Looking through the archives, I see that I only made one post referring to Karl Edward Wagner's much-anthologized short story Sticks, originally published in 1974 in the fanzine Whispers. Karl Edward Wagner was a titan, literally and figuratively, of late 20th century horror publishing, perhaps being best known for editing DAW Books' The Year's Best Horror Stories anthologies from 1980 to 1994. In 1973, he founded Carcosa Press to publish collections of stories by authors who published in the 'weird' pulps decades earlier.
Wagner knew the genre in-and-out, and Sticks is a love letter to pulp horror stories. If you've seen The Blair Witch Project, the creepy stick lattices seem cribbed directly from this story, which cribbed them directly from the work of artist Lee Brown Coye, who often incorporated weird stick lattices in his later artwork. The story begins with a protagonist, based on Coye, encountering an isolated farmstead surrounded by such stick figures, apparently inspired by an incident in Coye's youth. The story then takes a turn to the macabre as the Coye-character interacts with characters based on August Derleth and H.P. Lovecraft and eventually learns the significance of the figures. Gruesome fun ensues...
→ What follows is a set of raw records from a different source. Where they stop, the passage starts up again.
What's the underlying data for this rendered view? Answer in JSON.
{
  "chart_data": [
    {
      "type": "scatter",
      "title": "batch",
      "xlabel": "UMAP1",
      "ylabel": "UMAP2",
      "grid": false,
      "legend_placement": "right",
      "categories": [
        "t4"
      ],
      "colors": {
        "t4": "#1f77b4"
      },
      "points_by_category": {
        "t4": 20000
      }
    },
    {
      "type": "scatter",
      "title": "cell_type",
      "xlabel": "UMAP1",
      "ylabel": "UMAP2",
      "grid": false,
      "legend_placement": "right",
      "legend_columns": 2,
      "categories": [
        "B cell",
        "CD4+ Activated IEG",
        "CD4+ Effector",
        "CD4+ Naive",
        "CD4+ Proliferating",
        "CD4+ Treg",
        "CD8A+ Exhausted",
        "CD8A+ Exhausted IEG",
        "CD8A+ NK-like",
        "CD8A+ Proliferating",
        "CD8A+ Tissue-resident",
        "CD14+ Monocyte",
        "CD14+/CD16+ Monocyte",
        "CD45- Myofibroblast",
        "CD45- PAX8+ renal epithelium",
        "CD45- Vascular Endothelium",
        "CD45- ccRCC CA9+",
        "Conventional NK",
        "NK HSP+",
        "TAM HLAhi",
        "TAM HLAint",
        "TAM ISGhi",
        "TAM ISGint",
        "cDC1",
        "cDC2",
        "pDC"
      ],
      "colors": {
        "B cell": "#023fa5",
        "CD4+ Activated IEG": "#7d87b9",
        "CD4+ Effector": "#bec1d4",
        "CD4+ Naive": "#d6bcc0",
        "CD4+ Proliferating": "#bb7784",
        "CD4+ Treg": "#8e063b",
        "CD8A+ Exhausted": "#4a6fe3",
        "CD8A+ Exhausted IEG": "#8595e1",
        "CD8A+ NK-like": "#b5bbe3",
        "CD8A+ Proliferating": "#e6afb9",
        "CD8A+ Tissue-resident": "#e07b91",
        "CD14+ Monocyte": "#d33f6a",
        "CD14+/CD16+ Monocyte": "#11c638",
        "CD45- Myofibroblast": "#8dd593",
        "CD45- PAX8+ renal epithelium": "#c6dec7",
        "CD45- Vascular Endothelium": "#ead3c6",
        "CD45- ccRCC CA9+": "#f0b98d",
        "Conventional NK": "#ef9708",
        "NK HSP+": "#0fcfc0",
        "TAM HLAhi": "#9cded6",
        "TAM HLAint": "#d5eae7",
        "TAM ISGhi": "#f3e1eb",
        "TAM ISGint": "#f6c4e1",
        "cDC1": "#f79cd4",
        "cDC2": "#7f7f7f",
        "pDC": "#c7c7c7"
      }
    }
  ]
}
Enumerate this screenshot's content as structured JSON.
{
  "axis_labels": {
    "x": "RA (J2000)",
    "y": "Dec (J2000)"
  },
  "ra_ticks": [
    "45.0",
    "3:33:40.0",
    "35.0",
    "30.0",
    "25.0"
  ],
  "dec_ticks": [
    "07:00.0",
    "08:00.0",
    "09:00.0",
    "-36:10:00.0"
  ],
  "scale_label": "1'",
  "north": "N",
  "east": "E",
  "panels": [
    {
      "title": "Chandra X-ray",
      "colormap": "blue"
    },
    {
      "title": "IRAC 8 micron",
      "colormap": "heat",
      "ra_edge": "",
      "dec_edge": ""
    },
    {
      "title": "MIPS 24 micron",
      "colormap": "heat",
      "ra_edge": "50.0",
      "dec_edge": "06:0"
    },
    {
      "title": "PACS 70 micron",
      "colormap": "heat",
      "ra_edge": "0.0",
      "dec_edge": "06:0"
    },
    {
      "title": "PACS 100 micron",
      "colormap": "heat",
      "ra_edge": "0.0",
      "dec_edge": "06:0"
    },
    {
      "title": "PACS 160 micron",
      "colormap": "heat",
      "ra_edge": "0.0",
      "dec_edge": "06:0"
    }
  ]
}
Sticks is a fun read, but its primary appeal is to readers familiar with the old pulp artists, writers, and publishers. It's a fan-work, but a really well-done one by a superfan who ascended to the ranks of beloved professional author and editor. Even if you aren't well-versed in the old pulp personnel, there's still a creepy story for your Halloween consumption:
As I noted, it is much-anthologized, but I'm not sure how well it's known outside of the pulp fandom community.